En el jardín hay una fuente donde las niñas se miran como en un espejo y donde los niños echan a navegar barquitos de papel. Tiene también un kiosco en el cual una banda de música interpreta valses —“Alejandra”, “Recuerdo”, “Club Verde”— en las serenatas de los jueves. Los señores y las señoras grandes escuchan esos valses y dicen invariablemente: “¡Hasta parece que me estoy casando!”

Las muchachas y los muchachos no hacen caso de la música. Ellas caminan por el andador que da la vuelta al parque, y ellos caminan en dirección opuesta. Al cruzarse él la mira a ella y ella lo mira a él. Se casarán. Pasará el tiempo; los valses volverán a oírse y él dirá, o dirá ella: “¡Hasta parece que me estoy casando!”

En tiempo de Cuaresma se cierra el parque, y nadie puede entrar en él, excepto el cuidador, que va a regar el césped y las plantas. Es que el parque es un lugar alegre, y en los 40 días cuaresmales no puede haber alegrías. Incluso en las casas las jaulas de los pájaros canoros —zenzontles, canarios, gorriones, clarines— son llevadas al traspatio a fin de que su canto no se escuche.

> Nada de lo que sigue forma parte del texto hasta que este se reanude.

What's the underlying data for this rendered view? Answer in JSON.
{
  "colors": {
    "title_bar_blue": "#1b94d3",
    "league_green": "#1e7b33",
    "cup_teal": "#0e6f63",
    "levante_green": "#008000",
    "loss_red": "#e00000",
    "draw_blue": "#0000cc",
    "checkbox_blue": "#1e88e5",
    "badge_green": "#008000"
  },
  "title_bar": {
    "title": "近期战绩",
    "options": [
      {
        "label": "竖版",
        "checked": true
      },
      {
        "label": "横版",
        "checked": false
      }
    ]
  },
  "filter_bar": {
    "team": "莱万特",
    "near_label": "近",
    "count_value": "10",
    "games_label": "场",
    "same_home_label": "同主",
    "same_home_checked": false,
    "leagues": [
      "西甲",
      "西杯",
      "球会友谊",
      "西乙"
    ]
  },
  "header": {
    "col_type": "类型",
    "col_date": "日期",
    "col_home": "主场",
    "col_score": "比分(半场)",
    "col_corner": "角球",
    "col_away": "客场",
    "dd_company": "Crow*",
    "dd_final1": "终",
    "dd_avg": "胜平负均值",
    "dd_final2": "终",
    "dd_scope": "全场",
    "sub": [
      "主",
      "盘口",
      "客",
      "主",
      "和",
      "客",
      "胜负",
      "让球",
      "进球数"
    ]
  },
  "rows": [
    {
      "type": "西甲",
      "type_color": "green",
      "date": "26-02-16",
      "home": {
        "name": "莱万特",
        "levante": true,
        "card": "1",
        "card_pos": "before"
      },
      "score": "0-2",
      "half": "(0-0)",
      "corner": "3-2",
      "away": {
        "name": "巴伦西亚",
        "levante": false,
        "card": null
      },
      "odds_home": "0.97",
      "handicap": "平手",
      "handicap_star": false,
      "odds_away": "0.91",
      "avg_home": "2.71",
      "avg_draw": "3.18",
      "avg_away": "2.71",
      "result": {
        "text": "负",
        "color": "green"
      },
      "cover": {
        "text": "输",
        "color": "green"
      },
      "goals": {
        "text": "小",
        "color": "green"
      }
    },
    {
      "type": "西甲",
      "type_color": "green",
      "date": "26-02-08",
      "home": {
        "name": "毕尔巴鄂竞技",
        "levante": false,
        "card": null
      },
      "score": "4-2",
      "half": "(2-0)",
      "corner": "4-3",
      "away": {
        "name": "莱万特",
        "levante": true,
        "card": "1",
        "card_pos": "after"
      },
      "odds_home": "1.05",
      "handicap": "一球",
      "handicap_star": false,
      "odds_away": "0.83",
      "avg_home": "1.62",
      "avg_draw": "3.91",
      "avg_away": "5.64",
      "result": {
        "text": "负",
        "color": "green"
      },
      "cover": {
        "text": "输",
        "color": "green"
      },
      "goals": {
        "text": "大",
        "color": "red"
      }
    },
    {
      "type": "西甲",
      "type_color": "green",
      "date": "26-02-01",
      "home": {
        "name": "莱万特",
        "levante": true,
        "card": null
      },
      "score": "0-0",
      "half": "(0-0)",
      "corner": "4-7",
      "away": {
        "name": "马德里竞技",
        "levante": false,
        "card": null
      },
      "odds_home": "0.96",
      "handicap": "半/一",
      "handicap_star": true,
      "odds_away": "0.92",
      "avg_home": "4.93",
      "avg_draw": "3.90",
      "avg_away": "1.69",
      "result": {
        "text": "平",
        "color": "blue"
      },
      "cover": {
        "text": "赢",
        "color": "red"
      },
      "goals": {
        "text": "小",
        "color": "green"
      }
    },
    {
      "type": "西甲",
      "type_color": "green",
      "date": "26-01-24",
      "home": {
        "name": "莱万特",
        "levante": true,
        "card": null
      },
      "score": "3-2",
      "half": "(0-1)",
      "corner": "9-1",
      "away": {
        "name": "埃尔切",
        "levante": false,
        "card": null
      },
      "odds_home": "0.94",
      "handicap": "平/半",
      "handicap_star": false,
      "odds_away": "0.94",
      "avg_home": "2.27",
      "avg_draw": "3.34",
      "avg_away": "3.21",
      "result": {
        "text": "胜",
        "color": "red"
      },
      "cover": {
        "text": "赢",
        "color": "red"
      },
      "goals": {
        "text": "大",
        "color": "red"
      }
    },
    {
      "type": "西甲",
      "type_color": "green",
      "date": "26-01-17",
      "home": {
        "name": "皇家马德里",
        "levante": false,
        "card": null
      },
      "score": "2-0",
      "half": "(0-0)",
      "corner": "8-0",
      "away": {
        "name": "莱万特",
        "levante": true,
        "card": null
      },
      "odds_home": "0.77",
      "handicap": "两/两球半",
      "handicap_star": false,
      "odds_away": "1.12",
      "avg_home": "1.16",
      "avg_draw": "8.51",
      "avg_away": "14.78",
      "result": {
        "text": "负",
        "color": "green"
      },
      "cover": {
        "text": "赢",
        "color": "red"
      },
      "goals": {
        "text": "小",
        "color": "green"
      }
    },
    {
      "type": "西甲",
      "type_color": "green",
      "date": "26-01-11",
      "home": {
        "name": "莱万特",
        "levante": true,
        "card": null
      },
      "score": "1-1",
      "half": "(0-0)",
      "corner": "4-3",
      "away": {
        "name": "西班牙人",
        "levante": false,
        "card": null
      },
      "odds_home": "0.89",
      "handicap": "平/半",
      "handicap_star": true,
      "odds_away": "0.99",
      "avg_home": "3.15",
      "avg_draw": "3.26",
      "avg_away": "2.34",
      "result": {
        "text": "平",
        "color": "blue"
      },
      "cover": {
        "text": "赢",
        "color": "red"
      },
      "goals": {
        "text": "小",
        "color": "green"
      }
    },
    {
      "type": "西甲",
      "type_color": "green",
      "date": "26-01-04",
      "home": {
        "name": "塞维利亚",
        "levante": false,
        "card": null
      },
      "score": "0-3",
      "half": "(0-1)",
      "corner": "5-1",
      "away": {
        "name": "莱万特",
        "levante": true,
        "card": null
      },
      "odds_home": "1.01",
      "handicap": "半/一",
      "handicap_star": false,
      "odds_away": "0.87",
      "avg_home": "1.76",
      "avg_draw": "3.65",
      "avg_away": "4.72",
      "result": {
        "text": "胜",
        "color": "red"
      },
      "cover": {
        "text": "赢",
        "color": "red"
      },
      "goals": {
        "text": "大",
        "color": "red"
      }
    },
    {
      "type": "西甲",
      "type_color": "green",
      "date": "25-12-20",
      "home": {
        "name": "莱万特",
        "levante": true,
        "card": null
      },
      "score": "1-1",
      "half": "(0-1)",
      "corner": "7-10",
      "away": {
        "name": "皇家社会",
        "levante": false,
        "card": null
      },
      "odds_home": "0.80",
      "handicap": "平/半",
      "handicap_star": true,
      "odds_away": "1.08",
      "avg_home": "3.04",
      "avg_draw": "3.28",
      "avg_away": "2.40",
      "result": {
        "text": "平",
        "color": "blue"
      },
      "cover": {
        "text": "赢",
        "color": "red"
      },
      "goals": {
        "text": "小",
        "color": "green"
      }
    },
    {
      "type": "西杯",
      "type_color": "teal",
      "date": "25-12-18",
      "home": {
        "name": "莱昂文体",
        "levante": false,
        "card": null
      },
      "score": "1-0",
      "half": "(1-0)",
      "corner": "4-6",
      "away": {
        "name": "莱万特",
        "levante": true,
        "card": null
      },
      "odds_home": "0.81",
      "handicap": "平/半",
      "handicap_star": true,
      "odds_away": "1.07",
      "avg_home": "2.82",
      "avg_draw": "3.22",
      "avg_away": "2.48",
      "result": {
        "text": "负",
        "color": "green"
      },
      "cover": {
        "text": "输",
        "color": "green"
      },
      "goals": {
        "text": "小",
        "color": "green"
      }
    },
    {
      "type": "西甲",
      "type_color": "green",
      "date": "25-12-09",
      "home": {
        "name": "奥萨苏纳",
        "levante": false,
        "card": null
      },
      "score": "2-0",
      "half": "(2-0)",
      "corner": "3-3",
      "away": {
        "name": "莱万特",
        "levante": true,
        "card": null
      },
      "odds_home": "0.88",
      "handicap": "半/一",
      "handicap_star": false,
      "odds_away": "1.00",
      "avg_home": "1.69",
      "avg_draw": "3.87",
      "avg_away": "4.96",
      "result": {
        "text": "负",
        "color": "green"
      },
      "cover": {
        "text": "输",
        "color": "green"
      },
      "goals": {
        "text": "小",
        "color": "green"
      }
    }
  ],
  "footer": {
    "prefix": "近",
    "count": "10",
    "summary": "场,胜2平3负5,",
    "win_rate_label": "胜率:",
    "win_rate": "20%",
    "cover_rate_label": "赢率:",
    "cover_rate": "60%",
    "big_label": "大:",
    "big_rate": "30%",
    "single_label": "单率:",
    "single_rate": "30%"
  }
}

Pero llega el Sábado de Gloria, y en las iglesias la Gloria se abre. Se abre también el parque, y se oyen otra vez los valses, y las muchachas y los muchachos se miran otra vez. Regresan a su lugar las jaulas de los pájaros, y su canto es el canto de la vida. Cosas de pasados tiempos son ésas que he narrado. Ahora, en medio de esta larga cuaresma de confinamiento que nos ha impuesto la pandemia, recordemos esa lección sencilla, pero eterna: la vida siempre vuele a cantar…

En la cantina le dijo Empédocles Etílez a su amigo Astatrasio Garrajarra: “Ya deja de tomar. Te estás poniendo muy borroso”.— Saltillo, Coahuila.